Objective: To investigate visiting policies in Italian intensive care units.
Design and setting: Descriptive survey: a questionnaire was sent to all 303 units of the Italian Group for the Evaluation of Interventions in Intensive Care Medicine.
Results: Response rate was 85% (257/303). All ICUs except one had restricted visiting-hour policies. In five ICUs (2%) visits were not allowed. Median daily visiting time was 60 min (range 15 min-18 h); 55% of ICUs had one daily visiting slot.
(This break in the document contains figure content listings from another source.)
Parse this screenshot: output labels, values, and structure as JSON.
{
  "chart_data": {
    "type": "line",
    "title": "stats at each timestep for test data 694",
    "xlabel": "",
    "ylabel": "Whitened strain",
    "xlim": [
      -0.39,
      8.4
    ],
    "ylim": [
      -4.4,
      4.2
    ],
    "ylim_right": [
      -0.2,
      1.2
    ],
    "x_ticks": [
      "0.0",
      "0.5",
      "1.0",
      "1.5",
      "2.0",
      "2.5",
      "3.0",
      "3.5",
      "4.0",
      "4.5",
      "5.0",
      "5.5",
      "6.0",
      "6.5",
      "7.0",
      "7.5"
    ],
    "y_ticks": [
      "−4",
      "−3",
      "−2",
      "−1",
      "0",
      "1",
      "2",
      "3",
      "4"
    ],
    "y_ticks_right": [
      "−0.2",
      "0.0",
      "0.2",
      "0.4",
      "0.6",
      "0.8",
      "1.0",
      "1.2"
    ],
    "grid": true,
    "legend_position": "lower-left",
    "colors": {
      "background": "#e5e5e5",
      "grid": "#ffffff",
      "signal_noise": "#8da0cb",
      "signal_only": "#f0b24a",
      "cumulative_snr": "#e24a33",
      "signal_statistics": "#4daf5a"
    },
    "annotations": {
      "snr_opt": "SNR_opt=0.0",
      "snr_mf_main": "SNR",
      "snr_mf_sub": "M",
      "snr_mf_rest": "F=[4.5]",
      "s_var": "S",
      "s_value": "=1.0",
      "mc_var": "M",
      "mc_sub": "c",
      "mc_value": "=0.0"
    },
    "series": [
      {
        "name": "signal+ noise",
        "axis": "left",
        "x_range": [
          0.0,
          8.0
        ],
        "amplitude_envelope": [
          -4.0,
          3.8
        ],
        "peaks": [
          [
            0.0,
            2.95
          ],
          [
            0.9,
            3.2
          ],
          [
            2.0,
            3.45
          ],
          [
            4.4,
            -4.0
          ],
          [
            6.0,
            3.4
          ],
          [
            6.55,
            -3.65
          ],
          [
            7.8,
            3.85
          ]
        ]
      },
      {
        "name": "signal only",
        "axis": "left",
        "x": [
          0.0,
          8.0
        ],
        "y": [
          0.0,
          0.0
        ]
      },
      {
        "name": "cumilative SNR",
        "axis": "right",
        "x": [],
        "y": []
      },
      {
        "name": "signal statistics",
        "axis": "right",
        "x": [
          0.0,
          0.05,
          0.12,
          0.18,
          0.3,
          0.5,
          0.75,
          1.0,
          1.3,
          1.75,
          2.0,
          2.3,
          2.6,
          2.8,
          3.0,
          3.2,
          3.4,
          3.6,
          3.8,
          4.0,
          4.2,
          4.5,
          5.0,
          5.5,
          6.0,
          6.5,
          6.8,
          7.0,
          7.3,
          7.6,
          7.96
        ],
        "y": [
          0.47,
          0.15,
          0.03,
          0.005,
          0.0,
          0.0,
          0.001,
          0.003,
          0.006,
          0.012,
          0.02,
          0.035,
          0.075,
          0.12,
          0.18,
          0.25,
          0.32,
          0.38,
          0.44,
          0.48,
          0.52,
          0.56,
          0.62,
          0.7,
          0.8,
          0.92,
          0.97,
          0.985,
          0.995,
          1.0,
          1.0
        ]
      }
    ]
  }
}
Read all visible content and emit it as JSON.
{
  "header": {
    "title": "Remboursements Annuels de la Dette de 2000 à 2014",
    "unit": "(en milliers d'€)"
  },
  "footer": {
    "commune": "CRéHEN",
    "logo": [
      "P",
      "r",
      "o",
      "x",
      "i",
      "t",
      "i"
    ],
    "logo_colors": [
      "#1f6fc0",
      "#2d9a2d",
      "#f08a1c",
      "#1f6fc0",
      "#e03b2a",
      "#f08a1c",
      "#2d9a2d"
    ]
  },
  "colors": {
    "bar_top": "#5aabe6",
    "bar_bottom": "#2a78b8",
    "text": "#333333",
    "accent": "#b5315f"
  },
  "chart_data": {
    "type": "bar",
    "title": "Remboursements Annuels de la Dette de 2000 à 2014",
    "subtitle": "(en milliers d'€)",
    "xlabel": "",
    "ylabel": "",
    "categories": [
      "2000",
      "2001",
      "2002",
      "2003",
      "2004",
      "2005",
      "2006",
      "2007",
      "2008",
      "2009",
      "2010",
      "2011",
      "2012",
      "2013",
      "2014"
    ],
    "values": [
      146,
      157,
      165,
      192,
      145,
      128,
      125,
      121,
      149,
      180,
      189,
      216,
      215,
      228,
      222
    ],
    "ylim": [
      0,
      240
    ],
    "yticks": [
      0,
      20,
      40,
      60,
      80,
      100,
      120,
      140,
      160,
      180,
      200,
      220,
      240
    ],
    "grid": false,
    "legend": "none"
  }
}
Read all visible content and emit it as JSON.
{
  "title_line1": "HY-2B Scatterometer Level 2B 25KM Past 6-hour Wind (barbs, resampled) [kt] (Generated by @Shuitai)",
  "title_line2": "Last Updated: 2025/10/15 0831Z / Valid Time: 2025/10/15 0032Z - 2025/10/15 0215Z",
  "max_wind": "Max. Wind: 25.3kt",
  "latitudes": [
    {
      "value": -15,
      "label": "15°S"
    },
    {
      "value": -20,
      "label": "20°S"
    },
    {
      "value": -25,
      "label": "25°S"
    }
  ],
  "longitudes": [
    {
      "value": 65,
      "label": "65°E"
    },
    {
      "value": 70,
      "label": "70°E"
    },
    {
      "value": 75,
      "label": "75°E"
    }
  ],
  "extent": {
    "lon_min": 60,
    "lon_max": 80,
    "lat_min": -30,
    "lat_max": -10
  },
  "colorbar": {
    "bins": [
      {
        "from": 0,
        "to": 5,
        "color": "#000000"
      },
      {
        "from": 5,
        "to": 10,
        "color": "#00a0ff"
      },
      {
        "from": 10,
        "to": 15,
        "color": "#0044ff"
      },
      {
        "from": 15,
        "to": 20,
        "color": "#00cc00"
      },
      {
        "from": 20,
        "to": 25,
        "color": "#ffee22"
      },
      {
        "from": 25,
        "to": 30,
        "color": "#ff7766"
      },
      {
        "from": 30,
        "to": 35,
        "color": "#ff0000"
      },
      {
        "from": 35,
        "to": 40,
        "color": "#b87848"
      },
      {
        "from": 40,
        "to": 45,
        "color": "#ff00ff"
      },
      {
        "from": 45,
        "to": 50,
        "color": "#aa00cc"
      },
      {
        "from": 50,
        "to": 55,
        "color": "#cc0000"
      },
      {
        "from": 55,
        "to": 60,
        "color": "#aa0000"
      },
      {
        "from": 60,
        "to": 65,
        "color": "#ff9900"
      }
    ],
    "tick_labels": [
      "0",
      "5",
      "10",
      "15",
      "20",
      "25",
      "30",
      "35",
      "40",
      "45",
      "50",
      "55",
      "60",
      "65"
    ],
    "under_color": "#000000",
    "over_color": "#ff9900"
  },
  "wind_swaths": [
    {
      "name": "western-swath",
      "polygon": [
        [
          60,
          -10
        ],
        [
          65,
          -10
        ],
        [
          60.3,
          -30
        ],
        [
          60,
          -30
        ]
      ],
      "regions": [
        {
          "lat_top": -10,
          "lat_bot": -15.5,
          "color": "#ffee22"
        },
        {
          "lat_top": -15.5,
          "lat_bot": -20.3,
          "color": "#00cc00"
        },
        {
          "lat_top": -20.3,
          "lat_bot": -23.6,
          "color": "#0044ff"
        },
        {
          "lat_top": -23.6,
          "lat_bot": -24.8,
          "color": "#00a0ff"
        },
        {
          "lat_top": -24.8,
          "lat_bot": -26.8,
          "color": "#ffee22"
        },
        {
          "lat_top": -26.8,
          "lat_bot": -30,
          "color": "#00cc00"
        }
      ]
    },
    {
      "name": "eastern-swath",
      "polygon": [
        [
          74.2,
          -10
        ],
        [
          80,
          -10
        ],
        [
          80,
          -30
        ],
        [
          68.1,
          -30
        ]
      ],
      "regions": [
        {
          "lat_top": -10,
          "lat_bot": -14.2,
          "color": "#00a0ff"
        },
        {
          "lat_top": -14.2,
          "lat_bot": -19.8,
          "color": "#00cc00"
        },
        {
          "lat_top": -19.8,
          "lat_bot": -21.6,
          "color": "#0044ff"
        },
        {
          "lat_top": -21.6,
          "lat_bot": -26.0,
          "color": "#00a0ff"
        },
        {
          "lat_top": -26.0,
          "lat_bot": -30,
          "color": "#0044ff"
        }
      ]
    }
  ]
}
There were restrictions on number (92% of units) and type (17%) of visitors, and on child visits (69%). Policies were not modified for child patients in 9% of ICUs, nor for a dying patient in 21%. No waiting room was provided by 25% of ICUs. Gowning procedures were compulsory for visitors in 95% of units. In 35% of ICUs visitors were not required to wash their hands. A formal process for revision of visiting policies was underway in 33% of ICUs. In 66% of ICUs informative material on the unit was provided to the family on patient admission. Phone information on the patient was given relatively frequently (often/always, 34% of ICUs). Regional area and volume of admissions significantly influenced visiting hours. A visiting period longer than 60 min/day was significantly associated with more "open" attitudes towards visitors.
Conclusions: Italian ICUs have very restrictive visiting policies, which are only partially liberalized when the patient is dying or is a child. However, one-third of ICUs are rethinking their policies. This survey may contribute towards the liberalization of visiting policies in Italy's ICUs.